Cary Joji Fukanaga’s Maniac is a trippy adventure, anchored by strong performances from Emma Stone and Justin Theroux.
It’s hard to describe Netflix’s Maniac because of how much it swerves and bobs. Cary Joji Fukanaga’s limited series is a tragic comedy about trying to heal oneself, but its darkness is set off by dramatic flourishes of genre shifting. At its center are two lead performances from Emma Stone and Jonah Hill that expand our knowledge of their abilities as actors.
Hill’s Owen Milgrim suffers from a consuming depression, and he can barely look at anyone in the eye. He lives in a compact apartment and is being coached by his family to lie in an upcoming trial to help clear his brother’s (Billy Magnussen in full douchebag mode) name. Stone’s Annie Landy is a ball of fire and fury.

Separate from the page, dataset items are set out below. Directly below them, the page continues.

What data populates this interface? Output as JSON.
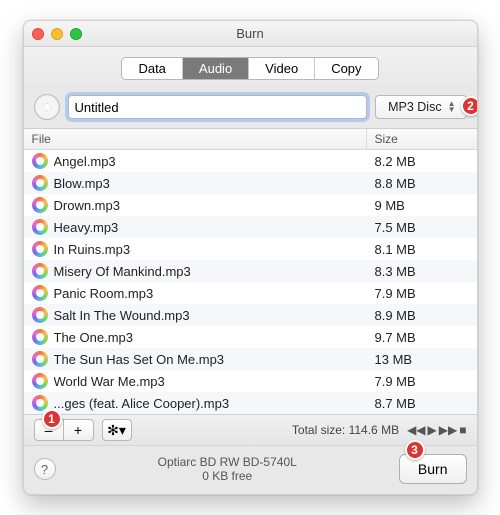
{
  "window": {
    "title": "Burn"
  },
  "tabs": {
    "items": [
      "Data",
      "Audio",
      "Video",
      "Copy"
    ],
    "active_index": 1
  },
  "disc": {
    "name_value": "Untitled",
    "type_label": "MP3 Disc"
  },
  "columns": {
    "file": "File",
    "size": "Size"
  },
  "files": [
    {
      "name": "Angel.mp3",
      "size": "8.2 MB"
    },
    {
      "name": "Blow.mp3",
      "size": "8.8 MB"
    },
    {
      "name": "Drown.mp3",
      "size": "9 MB"
    },
    {
      "name": "Heavy.mp3",
      "size": "7.5 MB"
    },
    {
      "name": "In Ruins.mp3",
      "size": "8.1 MB"
    },
    {
      "name": "Misery Of Mankind.mp3",
      "size": "8.3 MB"
    },
    {
      "name": "Panic Room.mp3",
      "size": "7.9 MB"
    },
    {
      "name": "Salt In The Wound.mp3",
      "size": "8.9 MB"
    },
    {
      "name": "The One.mp3",
      "size": "9.7 MB"
    },
    {
      "name": "The Sun Has Set On Me.mp3",
      "size": "13 MB"
    },
    {
      "name": "World War Me.mp3",
      "size": "7.9 MB"
    },
    {
      "name": "...ges (feat. Alice Cooper).mp3",
      "size": "8.7 MB"
    }
  ],
  "total": {
    "label": "Total size:",
    "value": "114.6 MB"
  },
  "media_icons": {
    "prev": "◀◀",
    "play": "▶",
    "next": "▶▶",
    "stop": "■"
  },
  "toolbar": {
    "remove": "–",
    "add": "+",
    "gear": "✻▾"
  },
  "help": "?",
  "drive": {
    "name": "Optiarc BD RW BD-5740L",
    "free": "0 KB free"
  },
  "burn": {
    "label": "Burn"
  },
  "callouts": {
    "one": "1",
    "two": "2",
    "three": "3"
  }
}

Any time we see her get an answer she doesn’t agree with, she unloads on people, and she spends her days sleeping in a pill induced coma. She proudly exclaims that she’s a recreational drug user, and she insists that she isn’t a junkie.
Owen and Annie cross paths when they both participate in mysterious pharmaceutical drug trial that promises to cure anyone’s personal woes. Annie needs a paycheck to help get a fix, but Owen is invested to better himself. They are held in a retro facility and they are given alphabet soup shaped pills to induce them into a deep sleep to confront their demons. It’s then that things get…strange.

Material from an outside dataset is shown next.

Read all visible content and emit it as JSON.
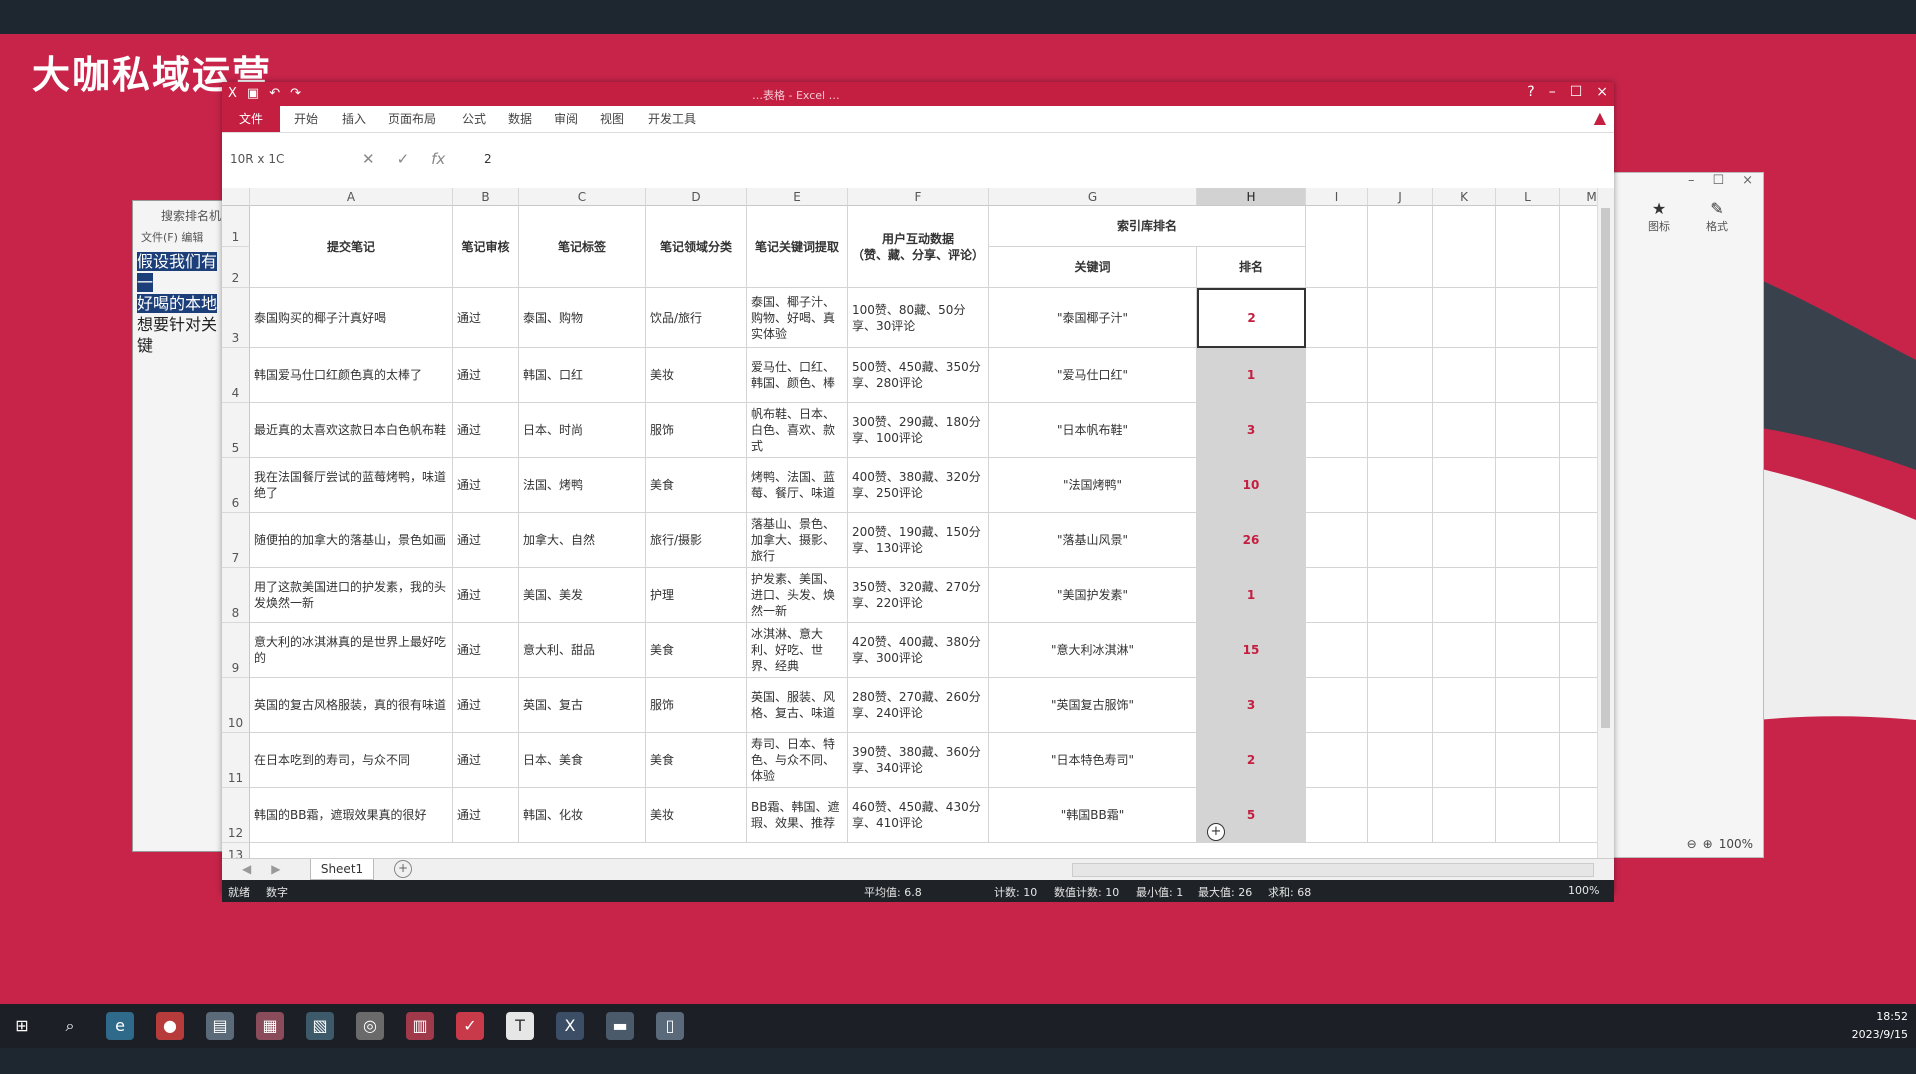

Owen and Annie start crossing paths in each other’s reflections, and there Fukanaga is allowed to let Patrick Somerville’s scripts soar. In one episode, Stone and Hill are the Marinos, a married couple embroiled in a caper over a dead woman’s coveted pet lemur. There’s a Lord of the Rings homage as well as a bonkers Icelandic spy actioner that would make Armando Iannucci jealous. Each chapter allows Stone and Hill to try on different variations of themselves.

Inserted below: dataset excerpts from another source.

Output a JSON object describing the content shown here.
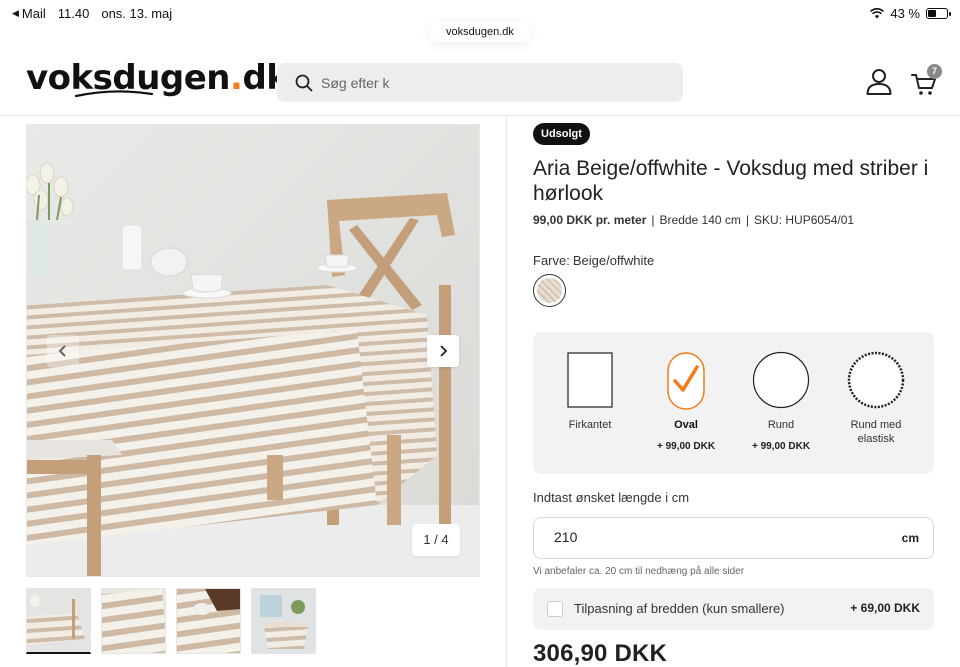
{
  "status_bar": {
    "back_app": "Mail",
    "time": "11.40",
    "date": "ons. 13. maj",
    "battery": "43 %",
    "battery_level": 0.43
  },
  "browser": {
    "url": "voksdugen.dk"
  },
  "header": {
    "logo_main": "voksdugen",
    "logo_dot": ".",
    "logo_tld": "dk",
    "search_placeholder": "Søg efter k",
    "cart_count": "7"
  },
  "gallery": {
    "counter": "1 / 4",
    "thumbnails": 4,
    "active_index": 0
  },
  "product": {
    "badge": "Udsolgt",
    "title": "Aria Beige/offwhite - Voksdug med striber i hørlook",
    "price_per_meter": "99,00 DKK pr. meter",
    "separator": "|",
    "width": "Bredde 140 cm",
    "sku": "SKU: HUP6054/01",
    "colour_label": "Farve:",
    "colour_value": "Beige/offwhite"
  },
  "shapes": [
    {
      "label": "Firkantet",
      "price": "",
      "selected": false
    },
    {
      "label": "Oval",
      "price": "+ 99,00 DKK",
      "selected": true
    },
    {
      "label": "Rund",
      "price": "+ 99,00 DKK",
      "selected": false
    },
    {
      "label": "Rund med elastisk",
      "price": "",
      "selected": false
    }
  ],
  "length": {
    "label": "Indtast ønsket længde i cm",
    "value": "210",
    "unit": "cm",
    "hint": "Vi anbefaler ca. 20 cm til nedhæng på alle sider"
  },
  "fit_option": {
    "label": "Tilpasning af bredden (kun smallere)",
    "price": "+ 69,00 DKK",
    "checked": false
  },
  "total": "306,90 DKK",
  "colors": {
    "accent": "#f07c1a",
    "badge_bg": "#111111",
    "panel_bg": "#f2f2f2"
  }
}
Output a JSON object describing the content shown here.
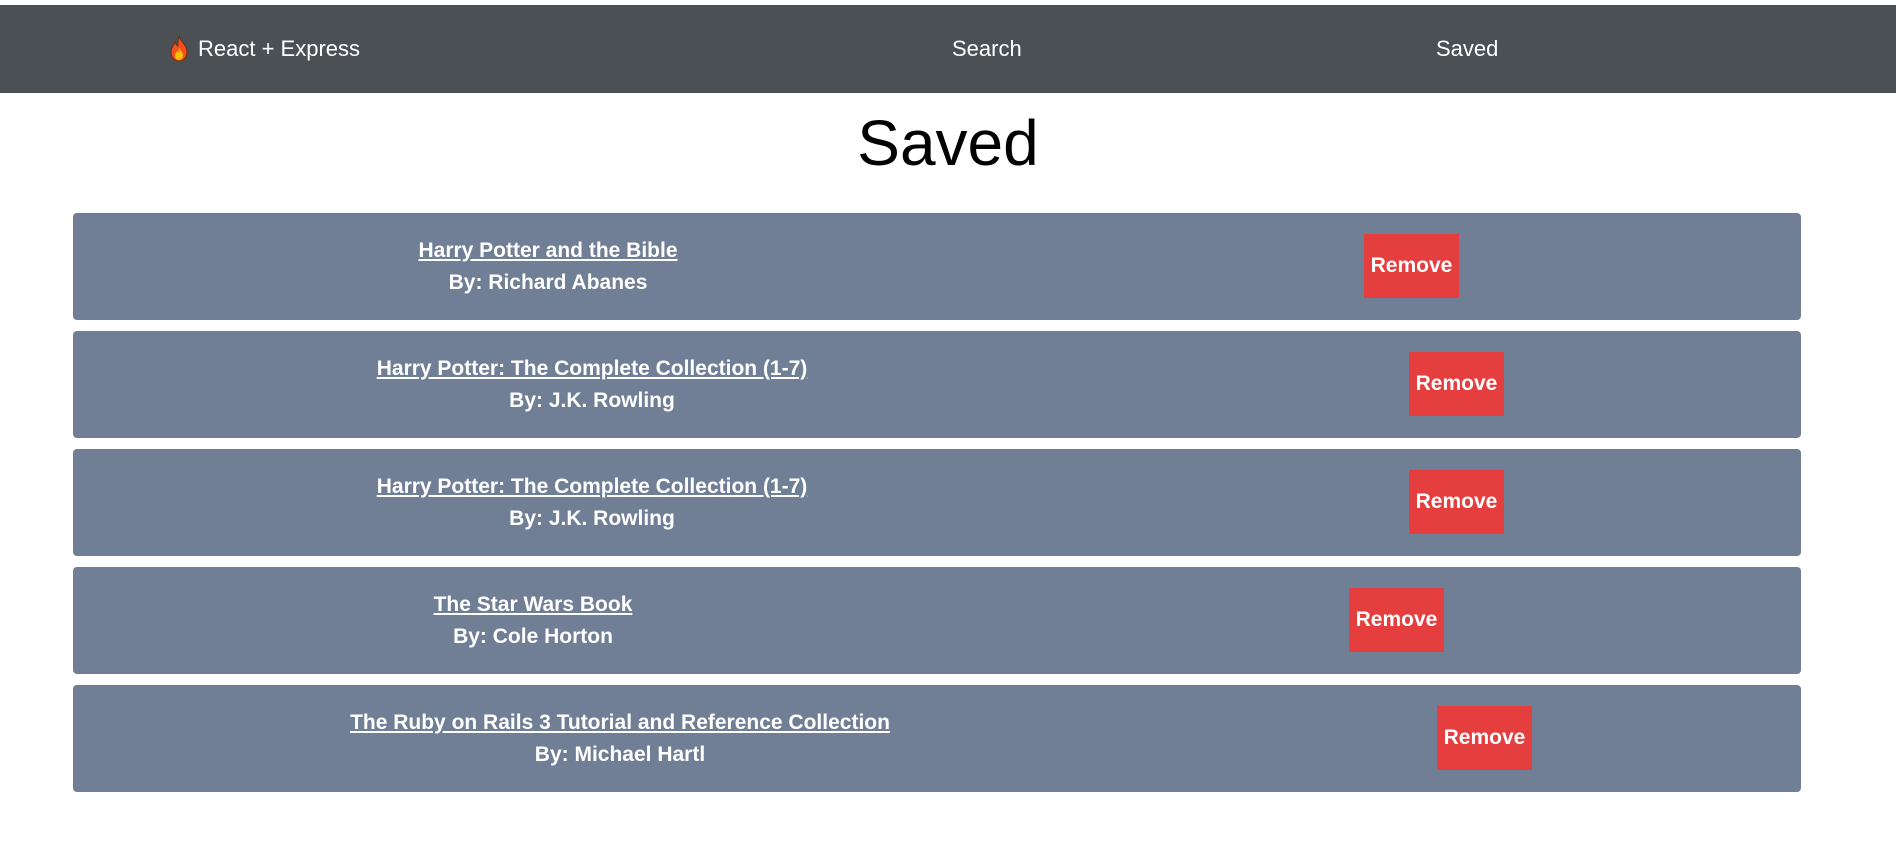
{
  "nav": {
    "brand": "React + Express",
    "links": [
      "Search",
      "Saved"
    ]
  },
  "page": {
    "title": "Saved"
  },
  "books": [
    {
      "title": "Harry Potter and the Bible",
      "author": "By: Richard Abanes",
      "action": "Remove"
    },
    {
      "title": "Harry Potter: The Complete Collection (1-7)",
      "author": "By: J.K. Rowling",
      "action": "Remove"
    },
    {
      "title": "Harry Potter: The Complete Collection (1-7)",
      "author": "By: J.K. Rowling",
      "action": "Remove"
    },
    {
      "title": "The Star Wars Book",
      "author": "By: Cole Horton",
      "action": "Remove"
    },
    {
      "title": "The Ruby on Rails 3 Tutorial and Reference Collection",
      "author": "By: Michael Hartl",
      "action": "Remove"
    }
  ],
  "colors": {
    "navbar": "#4b5055",
    "card": "#717f96",
    "remove_button": "#e53e3e"
  }
}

Ultimately, what makes Maniac so compelling are the performances by its cast. Owen and Annie are both desperate and lonely and the show acknowledges the characters’ pain. Stone and Hill aren’t just donning costumes for fun, but rather they are burrowing deeper and deeper within themselves to understand why they are so miserable. It asks its characters to look inward to help themselves. It’s both funny and sad–thoughtful and confusing.
Hill has never been more introverted. His mouth barely opens when he speaks, his head turned downward. Stone’s character seems to get more focus by the second half of the season, and that might be because she reminds us how charismatic she is on screen. When she plays Linda Marino, she reminded me of Michelle Pfeiffer in Married to the Mob with her teased hair, harsh accent, and gum chomping. On the other side of the pill popping, we have Justin Theoroux’s Dr. James K. Mantleray, a man so steeped in mommy issues that he lends a comic flair to every scene he’s in. The only thing I request is more Sally Field. Because, let’s face it, the world could use more Sally Field (even though she voices a computer in addition to playing a narcissistic help guru).
The world we are living in feels like a diorama of the future trapped in 1980’s video game motifs. The lights glow neon pinks and blues and the production design (especially of a the testing facility) is reminiscent of something designed as a “vision of the future.”
Is Maniac a puzzle or does it want you to discover the folds of the mind? It’s better than Westworld–that’s for sure. It doesn’t want to trick you or feel superior. It’s like a Rubik’s cube, desperate to be solve. That other HBO vision of the future is bleak, but Maniac has a glimmer of hope. Humanity may be broken, but there is at least a chance at a new start.
Maniac is currently streaming on Netflix.